Se enganchó a los bordes del pozo con las garras clavadas en la piedra. Serpenteó la cabeza hacia abajo, con ojos ardientes por la furia al mirar hacia el suelo del nido situado muy abajo. Vio el montón de cenizas, teñido de verde por los jugos del huevo; vio el huevo, casi partido por la mitad y goteando la sustancia verdosa; vio el embrión, temblando lastimosamente sobre el suelo. Entonces, vio al viejo Hombre de las Llanuras, arrodillado al lado del feto de dragón con la espada en la mano. El guerrero alzó la mirada para contemplarla, y sus labios se curvaron en una sonrisa victoriosa.

Malystryx chilló, sacudiendo las entrañas del Mirador del Mar Sangriento.

***

Riverwind sólo oyó los primeros segundos del chillido del dragón y después el ruido le reventó los tímpanos y lo dejó sordo. El dolor rugía en el interior de su cabeza, pero mantuvo la mirada fija en Malystryx. La Roja se agarraba a las rocas de arriba, con las cavernosas fauces muy abiertas. Cayó sobre ella una avalancha de esquirlas rocosas procedentes de la grieta que se hundía como resultado de la fuerza de su ira.

«Estaba equivocado hace muchos años —pensó Riverwind mientras la contemplaba—. La muerte no tiene negras las alas. Son tan rojas como la luna que se ha ido».

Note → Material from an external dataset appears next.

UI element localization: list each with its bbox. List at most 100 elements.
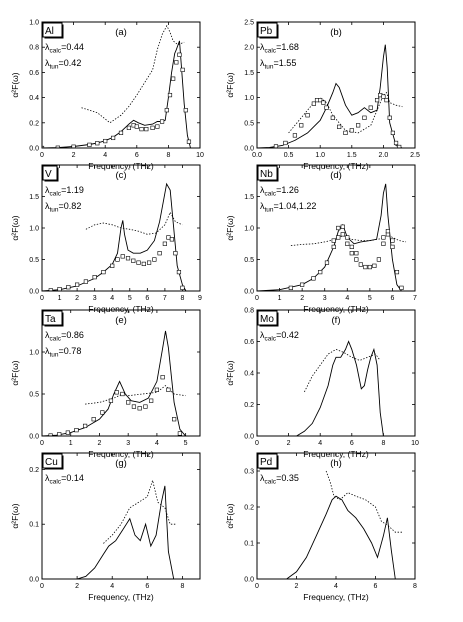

De repente, la boca del dragón se cerró con un chasquido. La montaña siguió temblando bajo Riverwind durante largo tiempo. Malys lo miraba fijamente, con un odio indescriptible en los ojos. El miedo al dragón era horrorosamente intenso y amenazaba con aniquilar su cordura. Se tambaleó cuando el terror se descargó sobre él, pero lo resistió con valentía. Mirando fijamente al enorme reptil, dio la vuelta a la empuñadura de su sable para aferrarlo, de manera que el filo de la hoja estuviera hacia abajo, y levantó el arma con ambas manos. La mantuvo enarbolada un instante antes de descargar un violento tajo descendente que atravesó el pecho del embrión indefenso. Con un último temblor, el feto de dragón murió. Riverwind soltó el sable, dejándolo clavado en el corazón inmóvil del embrión.

Con ojos que relucían de forma feroz, Malystryx echó atrás la cabeza e inhaló una larga bocanada de aire. Sin quitarle ojo de encima, Riverwind se metió la mano bajo el jubón de piel y cerró los dedos sobre el amuleto del Rastro Infinito. Tiró con fuerza, y la cadena del medallón se partió al quitárselo del cuello. Apretó los dos círculos entrelazados, sintiendo como sus bordes de acero le cortaban la carne. Con los dedos empapados de sangre, alzó el puño por encima de su cabeza.

—Goldmoon —susurró cuándo surgieron las llamas de la garganta del dragón.

***

Kronn-alin Thistleknot esperó durante horas, agachado contra el suelo en la cresta que estaba enfrente del Mirador del Mar Sangriento. La montaña tembló una y otra vez cuando Malystryx tronó su ira en las profundidades del pico. Un penacho de humo salió de la caldera del volcán, y corrieron ríos de lava por los valles que había en sus faldas. De las laderas se desgajaron enormes peñascos, que se hicieron mil pedazos al golpear contra el suelo. Finalmente, próximo ya el crepúsculo, cesaron los ruidos y los temblores. El Mirador del Mar Sangriento quedó en silencio. El dragón no salió.

Kronn se quedó allí un rato más. Después se incorporó y se alejó caminando hacía la puesta del sol.